Change is still a choice. Choices have consequences.

As former practitioners, we have considerable empathy for the lawyers with whom we work.

These lawyers expertly perform mission-critical work under immense time and resource constraints as regulatory complexity explodes and the attendant impact on the business intensifies. Meanwhile, the gap between the work that needs to be done and the resources available continues to grow.
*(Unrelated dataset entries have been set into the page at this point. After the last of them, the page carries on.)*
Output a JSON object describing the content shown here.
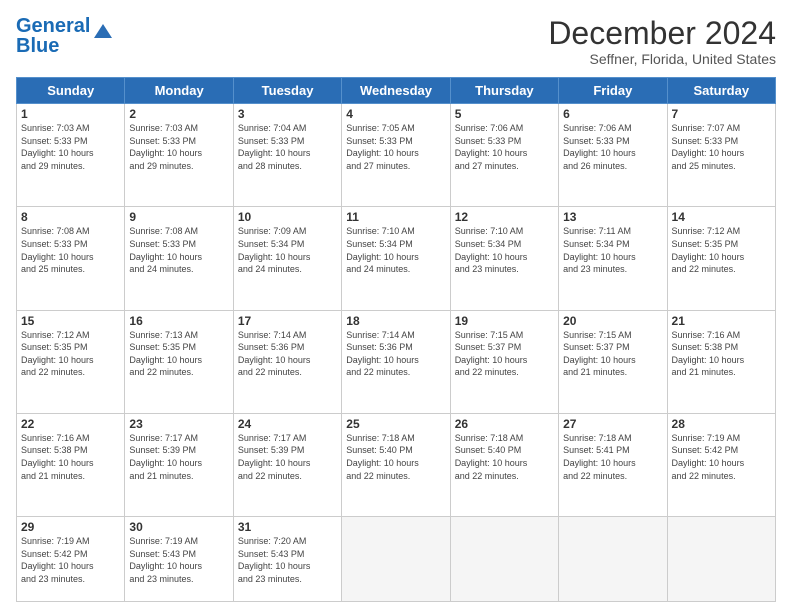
{
  "header": {
    "logo_line1": "General",
    "logo_line2": "Blue",
    "month": "December 2024",
    "location": "Seffner, Florida, United States"
  },
  "days_of_week": [
    "Sunday",
    "Monday",
    "Tuesday",
    "Wednesday",
    "Thursday",
    "Friday",
    "Saturday"
  ],
  "weeks": [
    [
      {
        "day": "1",
        "info": "Sunrise: 7:03 AM\nSunset: 5:33 PM\nDaylight: 10 hours\nand 29 minutes."
      },
      {
        "day": "2",
        "info": "Sunrise: 7:03 AM\nSunset: 5:33 PM\nDaylight: 10 hours\nand 29 minutes."
      },
      {
        "day": "3",
        "info": "Sunrise: 7:04 AM\nSunset: 5:33 PM\nDaylight: 10 hours\nand 28 minutes."
      },
      {
        "day": "4",
        "info": "Sunrise: 7:05 AM\nSunset: 5:33 PM\nDaylight: 10 hours\nand 27 minutes."
      },
      {
        "day": "5",
        "info": "Sunrise: 7:06 AM\nSunset: 5:33 PM\nDaylight: 10 hours\nand 27 minutes."
      },
      {
        "day": "6",
        "info": "Sunrise: 7:06 AM\nSunset: 5:33 PM\nDaylight: 10 hours\nand 26 minutes."
      },
      {
        "day": "7",
        "info": "Sunrise: 7:07 AM\nSunset: 5:33 PM\nDaylight: 10 hours\nand 25 minutes."
      }
    ],
    [
      {
        "day": "8",
        "info": "Sunrise: 7:08 AM\nSunset: 5:33 PM\nDaylight: 10 hours\nand 25 minutes."
      },
      {
        "day": "9",
        "info": "Sunrise: 7:08 AM\nSunset: 5:33 PM\nDaylight: 10 hours\nand 24 minutes."
      },
      {
        "day": "10",
        "info": "Sunrise: 7:09 AM\nSunset: 5:34 PM\nDaylight: 10 hours\nand 24 minutes."
      },
      {
        "day": "11",
        "info": "Sunrise: 7:10 AM\nSunset: 5:34 PM\nDaylight: 10 hours\nand 24 minutes."
      },
      {
        "day": "12",
        "info": "Sunrise: 7:10 AM\nSunset: 5:34 PM\nDaylight: 10 hours\nand 23 minutes."
      },
      {
        "day": "13",
        "info": "Sunrise: 7:11 AM\nSunset: 5:34 PM\nDaylight: 10 hours\nand 23 minutes."
      },
      {
        "day": "14",
        "info": "Sunrise: 7:12 AM\nSunset: 5:35 PM\nDaylight: 10 hours\nand 22 minutes."
      }
    ],
    [
      {
        "day": "15",
        "info": "Sunrise: 7:12 AM\nSunset: 5:35 PM\nDaylight: 10 hours\nand 22 minutes."
      },
      {
        "day": "16",
        "info": "Sunrise: 7:13 AM\nSunset: 5:35 PM\nDaylight: 10 hours\nand 22 minutes."
      },
      {
        "day": "17",
        "info": "Sunrise: 7:14 AM\nSunset: 5:36 PM\nDaylight: 10 hours\nand 22 minutes."
      },
      {
        "day": "18",
        "info": "Sunrise: 7:14 AM\nSunset: 5:36 PM\nDaylight: 10 hours\nand 22 minutes."
      },
      {
        "day": "19",
        "info": "Sunrise: 7:15 AM\nSunset: 5:37 PM\nDaylight: 10 hours\nand 22 minutes."
      },
      {
        "day": "20",
        "info": "Sunrise: 7:15 AM\nSunset: 5:37 PM\nDaylight: 10 hours\nand 21 minutes."
      },
      {
        "day": "21",
        "info": "Sunrise: 7:16 AM\nSunset: 5:38 PM\nDaylight: 10 hours\nand 21 minutes."
      }
    ],
    [
      {
        "day": "22",
        "info": "Sunrise: 7:16 AM\nSunset: 5:38 PM\nDaylight: 10 hours\nand 21 minutes."
      },
      {
        "day": "23",
        "info": "Sunrise: 7:17 AM\nSunset: 5:39 PM\nDaylight: 10 hours\nand 21 minutes."
      },
      {
        "day": "24",
        "info": "Sunrise: 7:17 AM\nSunset: 5:39 PM\nDaylight: 10 hours\nand 22 minutes."
      },
      {
        "day": "25",
        "info": "Sunrise: 7:18 AM\nSunset: 5:40 PM\nDaylight: 10 hours\nand 22 minutes."
      },
      {
        "day": "26",
        "info": "Sunrise: 7:18 AM\nSunset: 5:40 PM\nDaylight: 10 hours\nand 22 minutes."
      },
      {
        "day": "27",
        "info": "Sunrise: 7:18 AM\nSunset: 5:41 PM\nDaylight: 10 hours\nand 22 minutes."
      },
      {
        "day": "28",
        "info": "Sunrise: 7:19 AM\nSunset: 5:42 PM\nDaylight: 10 hours\nand 22 minutes."
      }
    ],
    [
      {
        "day": "29",
        "info": "Sunrise: 7:19 AM\nSunset: 5:42 PM\nDaylight: 10 hours\nand 23 minutes."
      },
      {
        "day": "30",
        "info": "Sunrise: 7:19 AM\nSunset: 5:43 PM\nDaylight: 10 hours\nand 23 minutes."
      },
      {
        "day": "31",
        "info": "Sunrise: 7:20 AM\nSunset: 5:43 PM\nDaylight: 10 hours\nand 23 minutes."
      },
      {
        "day": "",
        "info": ""
      },
      {
        "day": "",
        "info": ""
      },
      {
        "day": "",
        "info": ""
      },
      {
        "day": "",
        "info": ""
      }
    ]
  ]
}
This crush of work and paucity of resources also means there is minimal capacity, and patience, to invest in the kind of scale-enhancing innovation that could start to close the gap. See Post 347 (preview essay discussing the bleak odds of success).

The new AI frontier presents a dual challenge. First, as lawyers, they will be presented with all manner of net new questions as businesses try to leverage the new technology in various ways. This will, almost certainly, be followed by waves of new regulations. Second, as operators, they themselves will be under all manner of pressure to modernize—but often without adequate time and resources.

We started with a review. We then made a prediction. Let us end with a question:

What happens when the CFO hires the reinvigorated [Big Name Consultancy] Digital Transformation Team for a top-to-bottom efficiency review and, among many other recommendations with profound implications for the business, the resulting report plays to the CFO’s confirmation bias, finding that legal is one of many areas where low-level work can be expeditiously automated—to the point where, in many instances, legal can be bypassed entirely?

We may not have enough data points to answer this question next year. But it is a question many of our customers will face soon enough. Buckle up!